Anti-inflammatory Therapies and Cardiovascular Risk

“Inflammation is believed to be the primary contributor to excess cardiovascular disease in RA patients, but little is understood about the degree to which anti-inflammatory therapies affect cardiovascular risk,” reported Dr. Maya H. Buch, Leeds Institute of Rheumatic and Musculoskeletal Medicine, UK. While previous studies at her center have shown that RA patients have vascular abnormalities, such as impaired aortic distention, this new set of studies suggest the risk is modifiable with RA therapy. 

In this study, RA patients without a history of cardiovascular disease underwent cardiac MRI (CMR) within a year of the onset of symptoms but before receiving treatment. The 81 patients with vascular abnormalities on CMR were then randomized to a first-line bDMARD TNF inhibitor (etanercept) plus methotrexate or to methotrexate with other csDMARDs in a treat-to-target escalation protocol. Those in the second group with a failure to achieve a DAS28-ESR remission by week 24 were switched to etanercept plus methotrexate. The others in the second group remained on the csDMARD regimen.

The primary endpoint was change in aortic distensibility but other vascular or cardiac measures, such as change in left ventricular mass, were evaluated. The median age of the study population was 49.4 years. The mean baseline DAS28 and CRP measures were 5.6 and 8 mg/L, respectively. 

From the baseline to the end of the first year of treatment, there was a significant reduction in geometric mean aortic distensibility in all patients regardless of assigned treatment (2.99 vs. 3.59 mmHg; P<0.01). Although there were no differences between responders versus non-responders for this primary endpoint, there was a difference between bDMARD and non-bDMARD exposed patients.

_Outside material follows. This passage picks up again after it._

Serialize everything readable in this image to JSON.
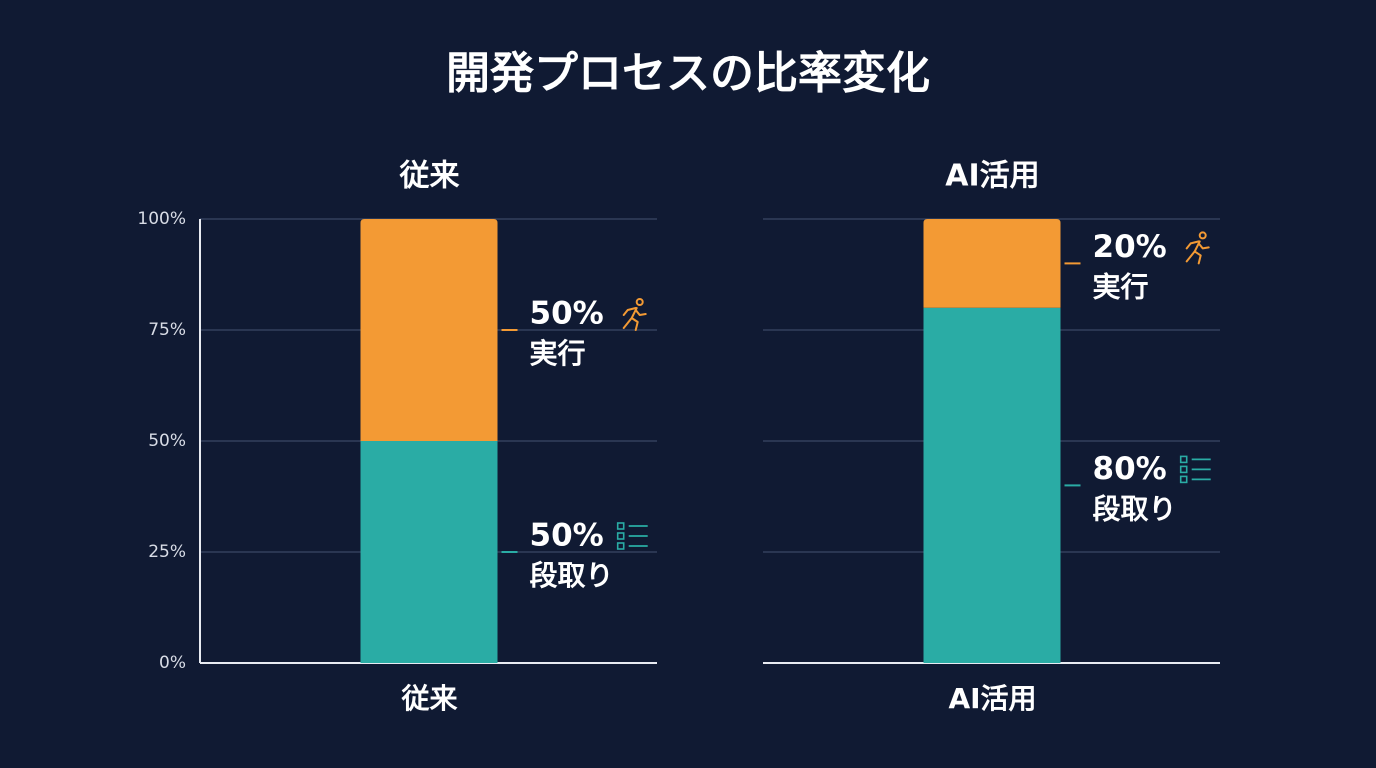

Impact of bDMARD Treatment on Aortic Distensibility

“When the Group 1 etanercept responders were compared to those in Group 2 who responded to csDMARD, there was a 16% difference favoring etanercept for improvement in aortic distensibility,” Dr. Buch reported. Although she conceded that the difference, expressed as a hazard ratio of 0.84 favoring bDMARD treatment, did not reach statistical significance (P=0.3), she believes the difference might become significant in a larger trial (Fig. 1). Overall, she emphasized that change in aortic distensibility did not necessarily correlate with RA clinical benefit.

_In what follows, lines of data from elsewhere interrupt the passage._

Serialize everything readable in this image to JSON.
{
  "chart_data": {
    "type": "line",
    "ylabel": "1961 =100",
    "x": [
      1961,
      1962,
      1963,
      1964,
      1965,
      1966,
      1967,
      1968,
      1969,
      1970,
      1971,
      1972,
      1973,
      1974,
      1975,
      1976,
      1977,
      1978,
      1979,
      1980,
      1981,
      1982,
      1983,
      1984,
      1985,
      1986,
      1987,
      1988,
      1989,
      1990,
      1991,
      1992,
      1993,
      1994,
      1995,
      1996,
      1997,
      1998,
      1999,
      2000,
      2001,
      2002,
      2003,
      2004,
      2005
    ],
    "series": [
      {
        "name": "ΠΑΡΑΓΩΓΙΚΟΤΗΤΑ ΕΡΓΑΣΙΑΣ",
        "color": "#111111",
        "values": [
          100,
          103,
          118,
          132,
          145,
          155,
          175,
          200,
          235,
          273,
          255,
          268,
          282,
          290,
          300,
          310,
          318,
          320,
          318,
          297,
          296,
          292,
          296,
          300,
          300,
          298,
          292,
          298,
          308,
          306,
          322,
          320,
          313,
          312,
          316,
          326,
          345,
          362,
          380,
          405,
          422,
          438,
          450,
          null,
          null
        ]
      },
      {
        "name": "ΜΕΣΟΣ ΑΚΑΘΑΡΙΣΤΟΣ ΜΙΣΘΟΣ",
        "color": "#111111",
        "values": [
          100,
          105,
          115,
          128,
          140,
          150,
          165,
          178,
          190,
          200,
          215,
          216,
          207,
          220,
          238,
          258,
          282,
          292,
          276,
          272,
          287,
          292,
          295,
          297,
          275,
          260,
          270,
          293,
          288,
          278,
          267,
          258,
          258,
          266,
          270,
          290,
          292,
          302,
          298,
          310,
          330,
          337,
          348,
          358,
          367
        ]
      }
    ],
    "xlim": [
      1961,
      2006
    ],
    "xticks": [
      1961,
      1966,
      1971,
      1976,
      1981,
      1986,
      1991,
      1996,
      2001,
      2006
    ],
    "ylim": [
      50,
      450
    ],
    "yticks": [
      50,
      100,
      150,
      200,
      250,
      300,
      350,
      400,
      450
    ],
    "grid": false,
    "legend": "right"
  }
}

“Improvement in aortic distensibility appears not to be associated with response status per se,” Dr. Buch reported. Rather, the potency of the systemic anti-inflammatory effect of RA therapy “appears to be the most important variable for influencing change in cardiovascular abnormalities.” 

The potency of the systemic anti-inflammatory effect of RA therapy “appears to be the most important variable for influencing change in cardiovascular abnormalities.”

Conclusion

If validated by additional studies, the favorable impact of bDMARD treatment on cardiovascular risk might reorient first-line therapy, particularly in those with elevated cardiovascular risk, Dr. Buch suggested. Although it must be shown that protection against development of cardiovascular abnormalities translates into a reduced risk of cardiovascular events, these initial results “would suggest that bDMARDs plus methotrexate confers a greater benefit over conventional DMARDs as initial RA therapy” when both RA and cardiovascular outcomes are considered.